Logró transformar la música de carrilera, la de la cucharita de hueso de Jorge Velosa, en la tecno-carrilera. Y el colombiano que no haya cantado algún vez la "la cucharita se me perdió, la cucharita se me perdió", es porque a los seis meses de haber nacido se lo llevaron a vivir en Bielorrusia o porque la mamá le quemó la lengua con un reverbero.

Marbelle nos puso a cantar "quiero ser collar de perlas finas" y ahí queda demostrado que su inteligencia la utiliza para cantar algo que describe perfectamente al colombiano. Esta canción debería ser la estrofa número doce del Himno Nacional, porque acá, aunque no podamos, todos "queremos ser".

José Gabriel Ortiz quiere ser David Letterman, su compañero de set César Mora quiere ser Phil Collins, Oki Doki quería ser Mickey Mouse Club, Jeringa quiere ser Jim Carrey, Pregunta Yamid quiere ser Larry King live, las gordas quieren ser flacas, las flacas quieren ser más tetonas, Padres e hijos quiere ser Lazos familiares, Citytv quiere ser MTV y mientras darioo quiso ser adidas, Armi quiere ser GAP. Luigi Aicardi quiere ser Miguel Bosé, los hombres queremos ser menos barrigones, el mago Lorgia quiere ser David Copperfield, Martín de Francisco quiso ser Howard Stern, Sábados felices quiere ser Saturday night live, el Parque Jaime Duque quiere ser Disneylandia, Andrés Juan quiere ser Tom Cruise, la moza quiere ser la oficial, Siguiendo el rastro quiere ser C.S.I., los pobres quieren ser ricos y los ricos quieren ser ciudadanos en Miami. Lucas Jaramillo quiere ser Batistuta, Jotamario quiere ser Don Francisco, Sergio Cabrera quiere ser Oliver Stone, Noemí Sanín quiere ser independiente, los Hermanos Monroy querían ser Les Luthiers, Carlos Antonio Vélez quiere ser argentino?Y mientras tanto, Marbelle es.

Marbelle retomó algo tan colombiano como la música de tienda de pueblo, esas tiendas donde se divierten los campesinos malpagos que cultivan la papita nuestra de cada día, esas tiendas donde pedimos el baño prestado y hacemos pipí con asco, y nos puso a cantar Collar de perlas.
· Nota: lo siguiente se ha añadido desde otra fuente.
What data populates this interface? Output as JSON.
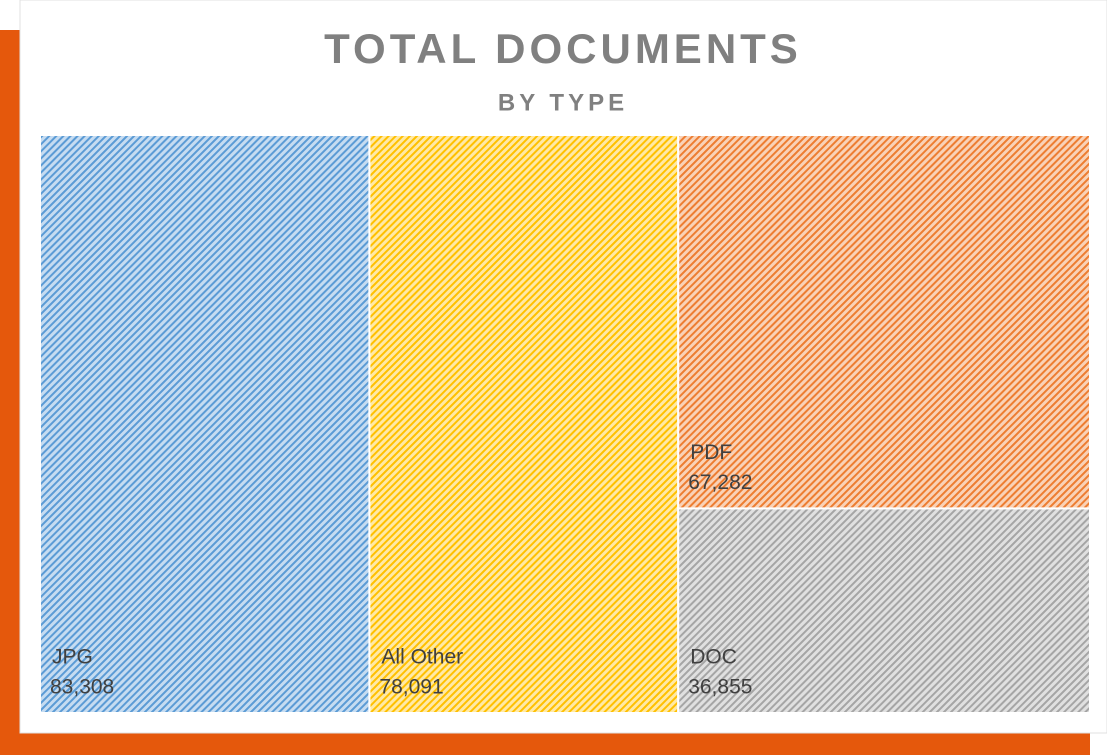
{
  "chart_data": {
    "type": "treemap",
    "title": "TOTAL DOCUMENTS",
    "subtitle": "BY TYPE",
    "categories": [
      "JPG",
      "All Other",
      "PDF",
      "DOC"
    ],
    "values": [
      83308,
      78091,
      67282,
      36855
    ],
    "value_labels": [
      "83,308",
      "78,091",
      "67,282",
      "36,855"
    ],
    "colors": [
      "#5b9bd5",
      "#ffc000",
      "#ed7d31",
      "#a5a5a5"
    ]
  }
}
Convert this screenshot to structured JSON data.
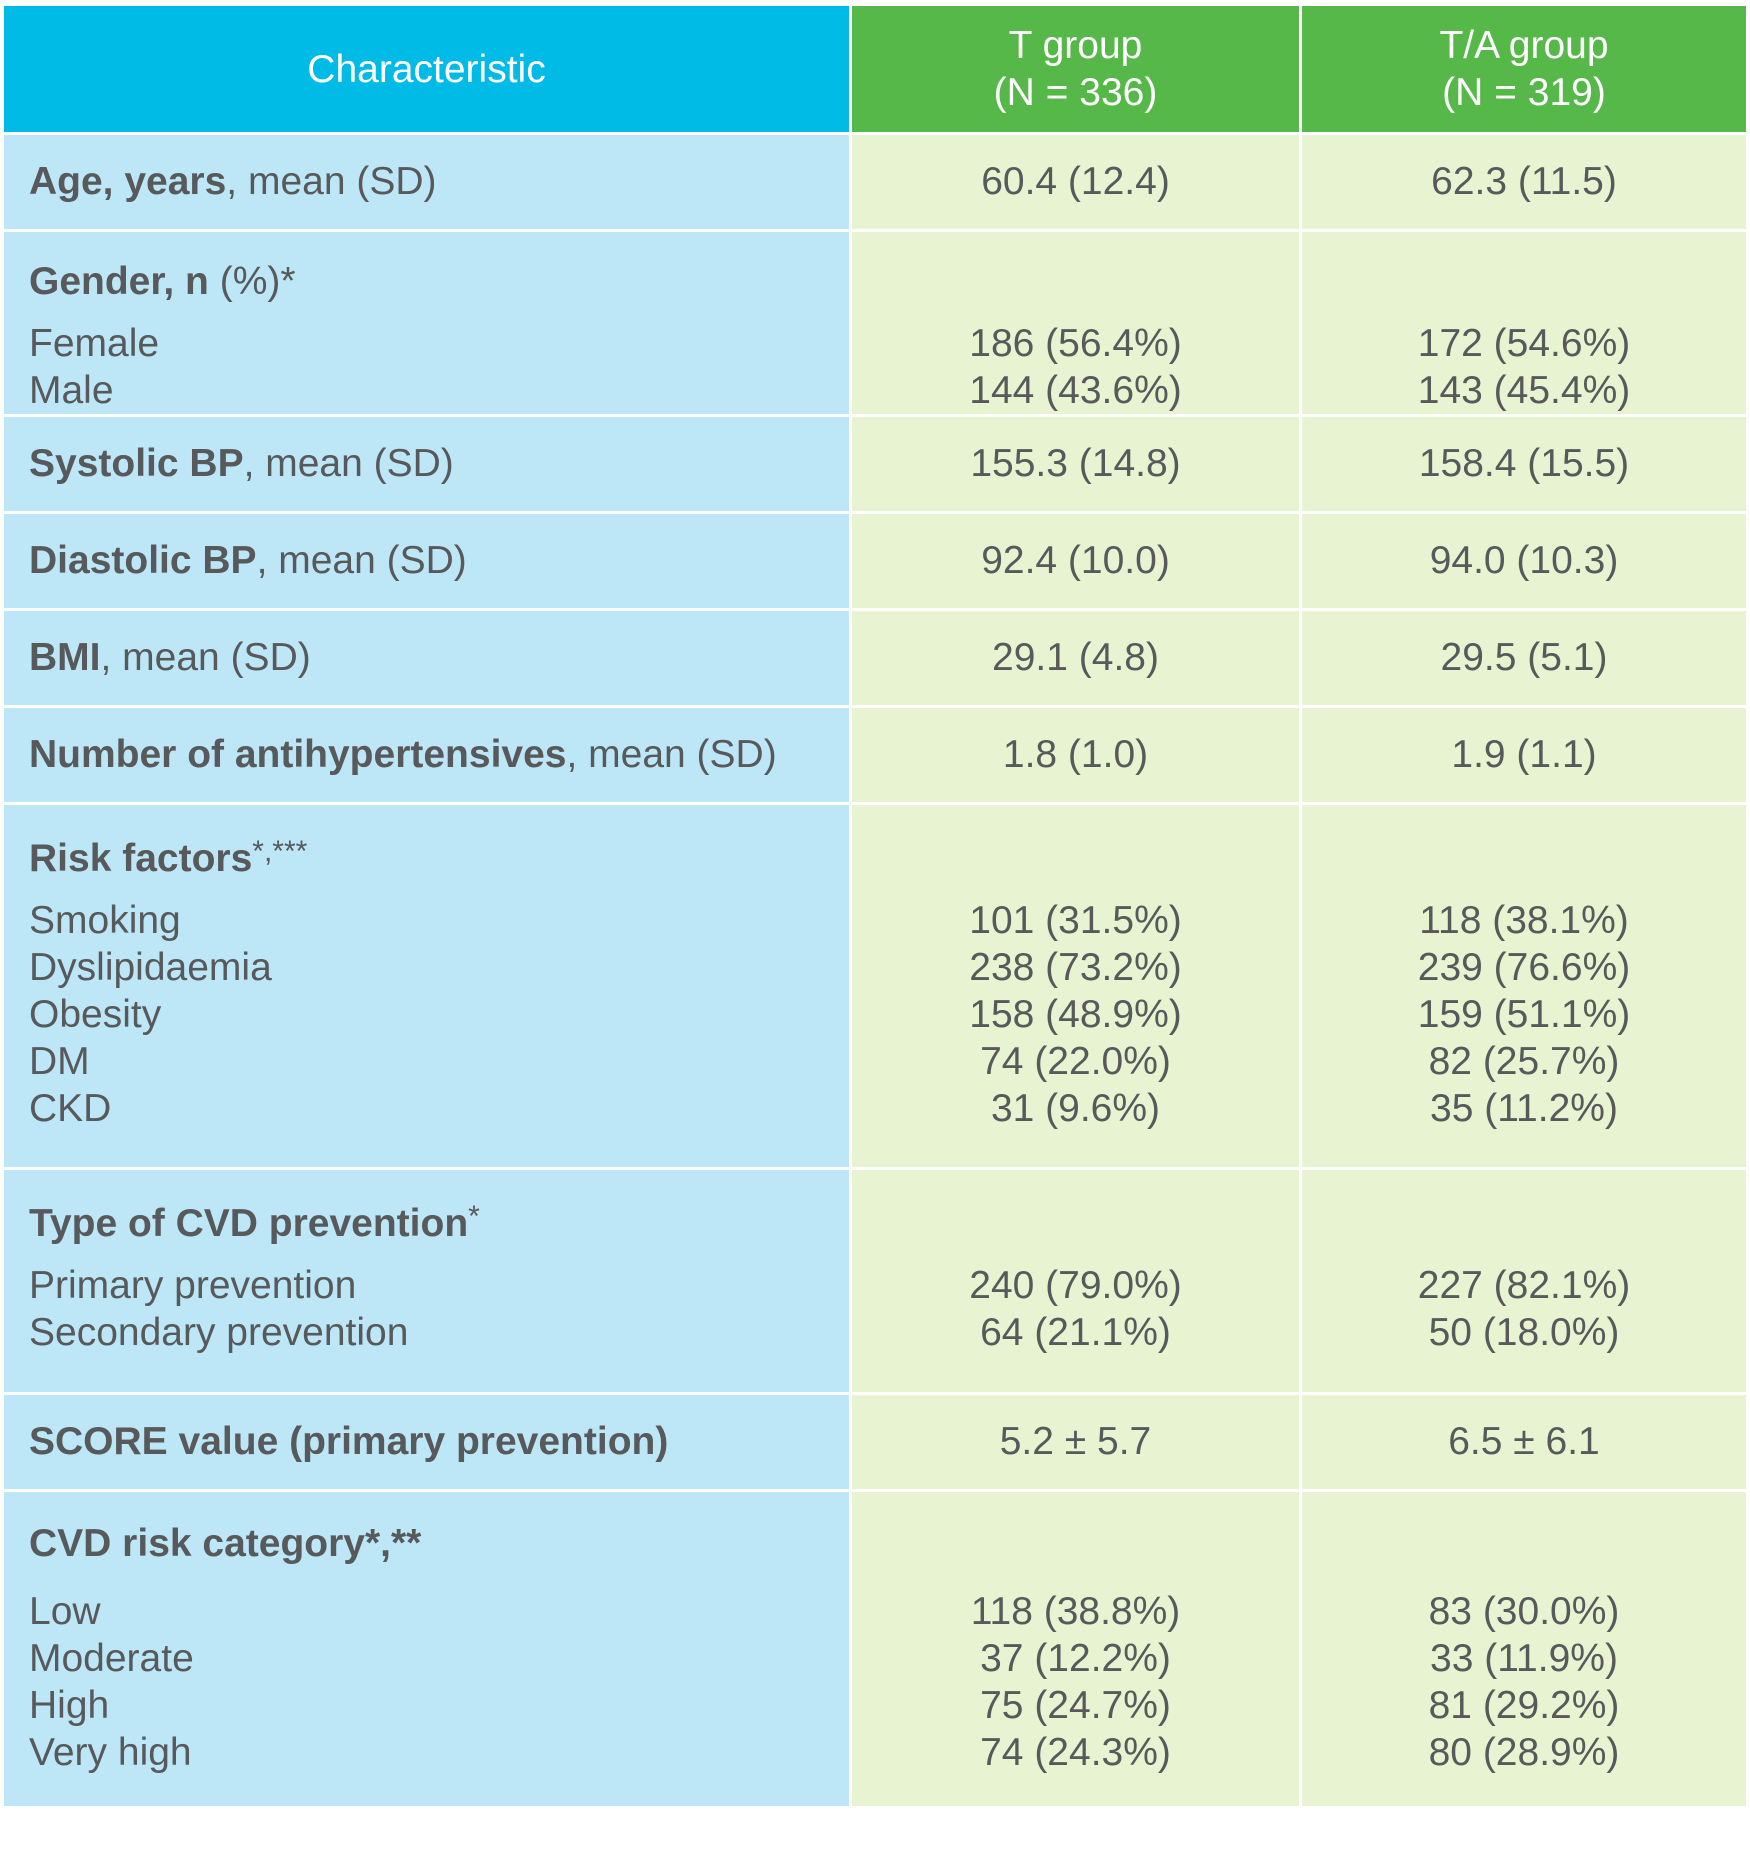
{
  "header": {
    "characteristic": "Characteristic",
    "t_group_line1": "T group",
    "t_group_line2": "(N = 336)",
    "ta_group_line1": "T/A group",
    "ta_group_line2": "(N = 319)"
  },
  "rows": {
    "age": {
      "label_bold": "Age, years",
      "label_rest": ", mean (SD)",
      "t": "60.4 (12.4)",
      "ta": "62.3 (11.5)"
    },
    "gender": {
      "title_bold": "Gender, n",
      "title_rest": " (%)*",
      "labels": [
        "Female",
        "Male"
      ],
      "t": [
        "186 (56.4%)",
        "144 (43.6%)"
      ],
      "ta": [
        "172 (54.6%)",
        "143 (45.4%)"
      ]
    },
    "systolic": {
      "label_bold": "Systolic BP",
      "label_rest": ", mean (SD)",
      "t": "155.3 (14.8)",
      "ta": "158.4 (15.5)"
    },
    "diastolic": {
      "label_bold": "Diastolic BP",
      "label_rest": ", mean (SD)",
      "t": "92.4 (10.0)",
      "ta": "94.0 (10.3)"
    },
    "bmi": {
      "label_bold": "BMI",
      "label_rest": ", mean (SD)",
      "t": "29.1 (4.8)",
      "ta": "29.5 (5.1)"
    },
    "antihyp": {
      "label_bold": "Number of antihypertensives",
      "label_rest": ", mean (SD)",
      "t": "1.8 (1.0)",
      "ta": "1.9 (1.1)"
    },
    "risk": {
      "title_bold": "Risk factors",
      "title_rest": "*,***",
      "labels": [
        "Smoking",
        "Dyslipidaemia",
        "Obesity",
        "DM",
        "CKD"
      ],
      "t": [
        "101 (31.5%)",
        "238 (73.2%)",
        "158 (48.9%)",
        "74 (22.0%)",
        "31 (9.6%)"
      ],
      "ta": [
        "118 (38.1%)",
        "239 (76.6%)",
        "159 (51.1%)",
        "82 (25.7%)",
        "35 (11.2%)"
      ]
    },
    "cvd_prev": {
      "title_bold": "Type of CVD prevention",
      "title_rest": "*",
      "labels": [
        "Primary prevention",
        "Secondary prevention"
      ],
      "t": [
        "240 (79.0%)",
        "64 (21.1%)"
      ],
      "ta": [
        "227 (82.1%)",
        "50 (18.0%)"
      ]
    },
    "score": {
      "label_bold": "SCORE value (primary prevention)",
      "label_rest": "",
      "t": "5.2 ± 5.7",
      "ta": "6.5 ± 6.1"
    },
    "cvd_risk": {
      "title_bold": "CVD risk category*,**",
      "title_rest": "",
      "labels": [
        "Low",
        "Moderate",
        "High",
        "Very high"
      ],
      "t": [
        "118 (38.8%)",
        "37 (12.2%)",
        "75 (24.7%)",
        "74 (24.3%)"
      ],
      "ta": [
        "83 (30.0%)",
        "33 (11.9%)",
        "81 (29.2%)",
        "80 (28.9%)"
      ]
    }
  }
}
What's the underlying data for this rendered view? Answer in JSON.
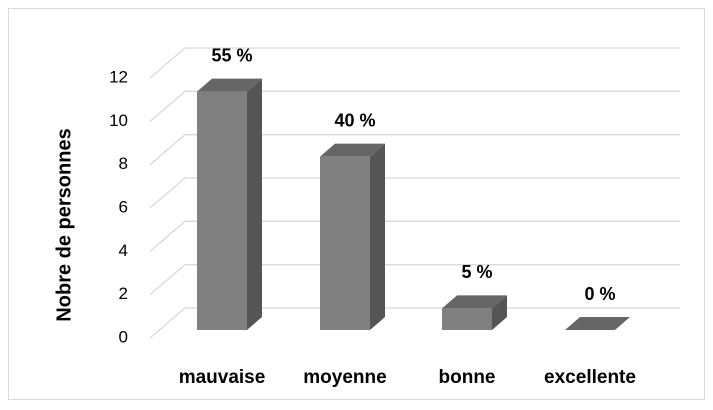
{
  "chart_data": {
    "type": "bar3d",
    "y_label": "Nobre de personnes",
    "categories": [
      "mauvaise",
      "moyenne",
      "bonne",
      "excellente"
    ],
    "values": [
      11,
      8,
      1,
      0
    ],
    "value_labels": [
      "55 %",
      "40 %",
      "5 %",
      "0 %"
    ],
    "color": "#808080",
    "ylim": [
      0,
      12
    ],
    "yticks": [
      0,
      2,
      4,
      6,
      8,
      10,
      12
    ],
    "grid": true
  }
}
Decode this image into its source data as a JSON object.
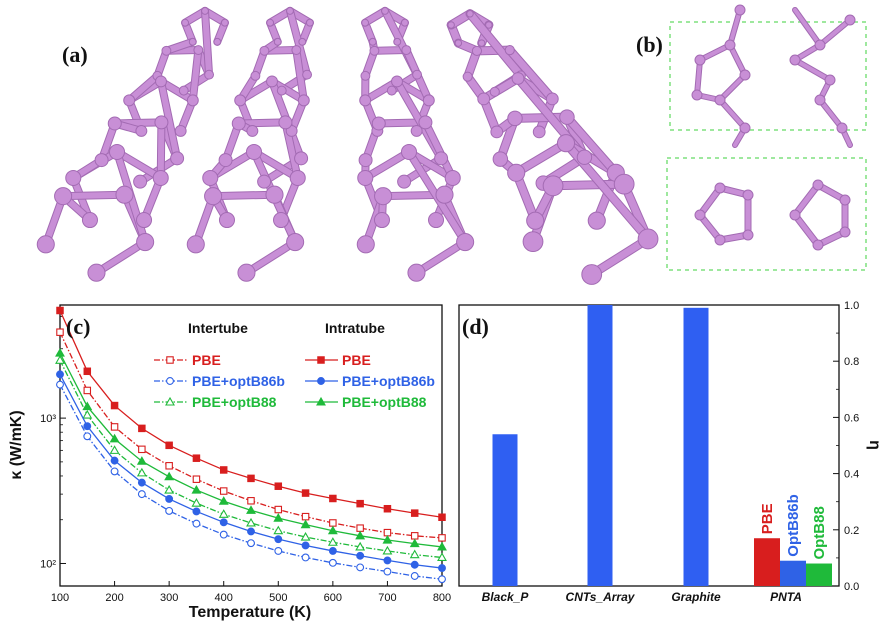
{
  "panels": {
    "a": "(a)",
    "b": "(b)",
    "c": "(c)",
    "d": "(d)"
  },
  "colors": {
    "molecule": "#c88fd6",
    "molecule_dark": "#a36bb3",
    "dashed_box": "#7fe07f",
    "red": "#d81e1e",
    "blue": "#2f62e6",
    "green": "#1fba3a",
    "bar_blue": "#2f5ff2"
  },
  "chart_data": [
    {
      "type": "line",
      "panel": "(c)",
      "xlabel": "Temperature (K)",
      "ylabel": "κ (W/mK)",
      "yscale": "log",
      "xlim": [
        100,
        800
      ],
      "ylim": [
        70,
        6000
      ],
      "xticks": [
        100,
        200,
        300,
        400,
        500,
        600,
        700,
        800
      ],
      "yticks": [
        {
          "value": 100,
          "label": "10²"
        },
        {
          "value": 1000,
          "label": "10³"
        }
      ],
      "legend_headers": [
        "Intertube",
        "Intratube"
      ],
      "x": [
        100,
        150,
        200,
        250,
        300,
        350,
        400,
        450,
        500,
        550,
        600,
        650,
        700,
        750,
        800
      ],
      "series": [
        {
          "name": "PBE",
          "group": "Intertube",
          "color": "#d81e1e",
          "style": "dashdot",
          "marker": "square-open",
          "values": [
            3900,
            1550,
            870,
            610,
            470,
            380,
            315,
            270,
            235,
            210,
            190,
            175,
            163,
            155,
            150
          ]
        },
        {
          "name": "PBE+optB86b",
          "group": "Intertube",
          "color": "#2f62e6",
          "style": "dashdot",
          "marker": "circle-open",
          "values": [
            1700,
            750,
            430,
            300,
            230,
            188,
            158,
            138,
            122,
            110,
            101,
            94,
            88,
            82,
            78
          ]
        },
        {
          "name": "PBE+optB88",
          "group": "Intertube",
          "color": "#1fba3a",
          "style": "dashdot",
          "marker": "triangle-open",
          "values": [
            2500,
            1050,
            600,
            420,
            320,
            260,
            218,
            190,
            168,
            152,
            140,
            130,
            122,
            115,
            110
          ]
        },
        {
          "name": "PBE",
          "group": "Intratube",
          "color": "#d81e1e",
          "style": "solid",
          "marker": "square-filled",
          "values": [
            5500,
            2100,
            1220,
            850,
            650,
            530,
            440,
            385,
            340,
            305,
            280,
            258,
            238,
            222,
            208
          ]
        },
        {
          "name": "PBE+optB86b",
          "group": "Intratube",
          "color": "#2f62e6",
          "style": "solid",
          "marker": "circle-filled",
          "values": [
            2000,
            880,
            510,
            360,
            278,
            228,
            192,
            166,
            147,
            133,
            122,
            113,
            105,
            98,
            93
          ]
        },
        {
          "name": "PBE+optB88",
          "group": "Intratube",
          "color": "#1fba3a",
          "style": "solid",
          "marker": "triangle-filled",
          "values": [
            2800,
            1200,
            720,
            505,
            395,
            320,
            268,
            232,
            205,
            185,
            168,
            155,
            145,
            137,
            130
          ]
        }
      ]
    },
    {
      "type": "bar",
      "panel": "(d)",
      "ylabel": "η",
      "ylim": [
        0,
        1
      ],
      "yticks": [
        "0.0",
        "0.2",
        "0.4",
        "0.6",
        "0.8",
        "1.0"
      ],
      "yaxis_side": "right",
      "categories": [
        "Black_P",
        "CNTs_Array",
        "Graphite",
        "PNTA"
      ],
      "values": [
        0.54,
        1.0,
        0.99,
        null
      ],
      "bar_color": "#2f5ff2",
      "pnta_bars": [
        {
          "label": "PBE",
          "value": 0.17,
          "color": "#d81e1e"
        },
        {
          "label": "OptB86b",
          "value": 0.09,
          "color": "#2f62e6"
        },
        {
          "label": "OptB88",
          "value": 0.08,
          "color": "#1fba3a"
        }
      ]
    }
  ]
}
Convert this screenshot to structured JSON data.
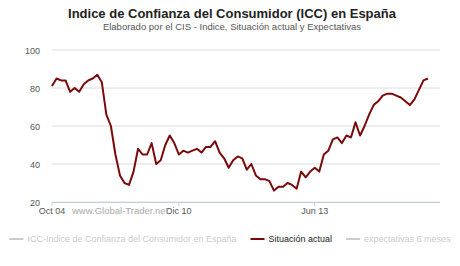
{
  "chart_data": {
    "type": "line",
    "title": "Indice de Confianza del Consumidor (ICC) en España",
    "subtitle": "Elaborado por el CIS - Indice, Situación actual y Expectativas",
    "annotations": [
      "www.Global-Trader.net"
    ],
    "categories": [
      "Oct 04",
      null,
      null,
      null,
      null,
      null,
      null,
      null,
      null,
      null,
      null,
      null,
      null,
      null,
      null,
      null,
      null,
      null,
      null,
      null,
      null,
      null,
      null,
      null,
      null,
      null,
      null,
      null,
      "Dic 10",
      null,
      null,
      null,
      null,
      null,
      null,
      null,
      null,
      null,
      null,
      null,
      null,
      null,
      null,
      null,
      null,
      null,
      null,
      null,
      null,
      null,
      null,
      null,
      null,
      null,
      null,
      null,
      null,
      null,
      "Jun 13",
      null,
      null,
      null,
      null,
      null,
      null,
      null,
      null,
      null,
      null,
      null,
      null,
      null,
      null,
      null,
      null,
      null,
      null,
      null,
      null,
      null,
      null,
      null,
      null,
      null
    ],
    "series": [
      {
        "name": "ICC-Indice de Confianza del Consumidor en España",
        "color": "#cccccc",
        "values": [
          null,
          null,
          null,
          null,
          null,
          null,
          null,
          null,
          null,
          null,
          null,
          null,
          null,
          null,
          null,
          null,
          null,
          null,
          null,
          null,
          null,
          null,
          null,
          null,
          null,
          null,
          null,
          null,
          null,
          null,
          null,
          null,
          null,
          null,
          null,
          null,
          null,
          null,
          null,
          null,
          null,
          null,
          null,
          null,
          null,
          null,
          null,
          null,
          null,
          null,
          null,
          null,
          null,
          null,
          null,
          null,
          null,
          null,
          null,
          null,
          null,
          null,
          null,
          null,
          null,
          null,
          null,
          null,
          null,
          null,
          null,
          null,
          null,
          null,
          null,
          null,
          null,
          null,
          null,
          null,
          null,
          null,
          null,
          null
        ]
      },
      {
        "name": "Situación actual",
        "color": "#7a0a0a",
        "values": [
          81,
          85,
          84,
          84,
          78,
          80,
          78,
          82,
          84,
          85,
          87,
          83,
          66,
          60,
          45,
          34,
          30,
          29,
          36,
          48,
          45,
          45,
          51,
          40,
          42,
          50,
          55,
          51,
          45,
          47,
          46,
          47,
          48,
          46,
          49,
          49,
          52,
          46,
          43,
          38,
          42,
          44,
          43,
          37,
          40,
          34,
          32,
          32,
          31,
          26,
          28,
          28,
          30,
          29,
          27,
          36,
          33,
          36,
          38,
          36,
          45,
          47,
          53,
          54,
          51,
          55,
          54,
          62,
          55,
          60,
          66,
          71,
          73,
          76,
          77,
          77,
          76,
          75,
          73,
          71,
          74,
          79,
          84,
          85
        ]
      },
      {
        "name": "expectativas 6 meses",
        "color": "#cccccc",
        "values": [
          null,
          null,
          null,
          null,
          null,
          null,
          null,
          null,
          null,
          null,
          null,
          null,
          null,
          null,
          null,
          null,
          null,
          null,
          null,
          null,
          null,
          null,
          null,
          null,
          null,
          null,
          null,
          null,
          null,
          null,
          null,
          null,
          null,
          null,
          null,
          null,
          null,
          null,
          null,
          null,
          null,
          null,
          null,
          null,
          null,
          null,
          null,
          null,
          null,
          null,
          null,
          null,
          null,
          null,
          null,
          null,
          null,
          null,
          null,
          null,
          null,
          null,
          null,
          null,
          null,
          null,
          null,
          null,
          null,
          null,
          null,
          null,
          null,
          null,
          null,
          null,
          null,
          null,
          null,
          null,
          null,
          null,
          null,
          null
        ]
      }
    ],
    "ylim": [
      20,
      100
    ],
    "yticks": [
      20,
      40,
      60,
      80,
      100
    ],
    "grid": true,
    "legend": "bottom"
  }
}
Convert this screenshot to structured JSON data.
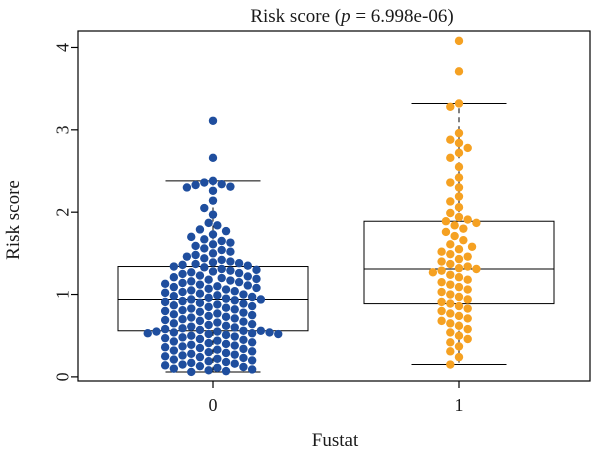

Confieso que cuando salió la canción fui el primero en rechazarla frente a los demás y el primero en aprendérmela de memoria para cantarla mentalmente detrás de mi máscara colombiana, doblemoralista.

Marbelle nos recuerda ese romance entre muchacha de servicio y policía que hace algunos años quiso transformar el ministerio de Defensa cambiando las bicicletas y las ruanas de sus uniformados por motos de 175 centímetros cúbicos y chalecos antibalas. Marbelle (la joven de bonita voz) se enamoró de Royne (el oficial de la Policía Nacional) y como si fuera el final de una telenovela, a su matrimonio asistió hasta el Presidente de la República. Una boda que a ningún libretista de canal privado se le había ocurrido. Un final feliz que nos deja claro que en Colombia sí se puede ascender socialmente? De mejor estrato? "Quiero ser".

Es una mujer ejemplar. Para no convertirse en madre soltera como muchas mujeres del país, no se ha alejado de su marido en la investigaciones que les hace la Fiscalía y ha soportado el dolor de haber perdido a su mamá por culpa de la incompetencia médica colombiana.

Así que aprovechemos a nuestra Marbelle, porque de pronto le da por irse a vivir a otro lugar donde no le critiquen su música y sus tatuajes. Y ahí sí vamos a ver a las estúpidas periodistas de farándula apropiándose de otra perla fina que dejamos escapar de nuestro collar.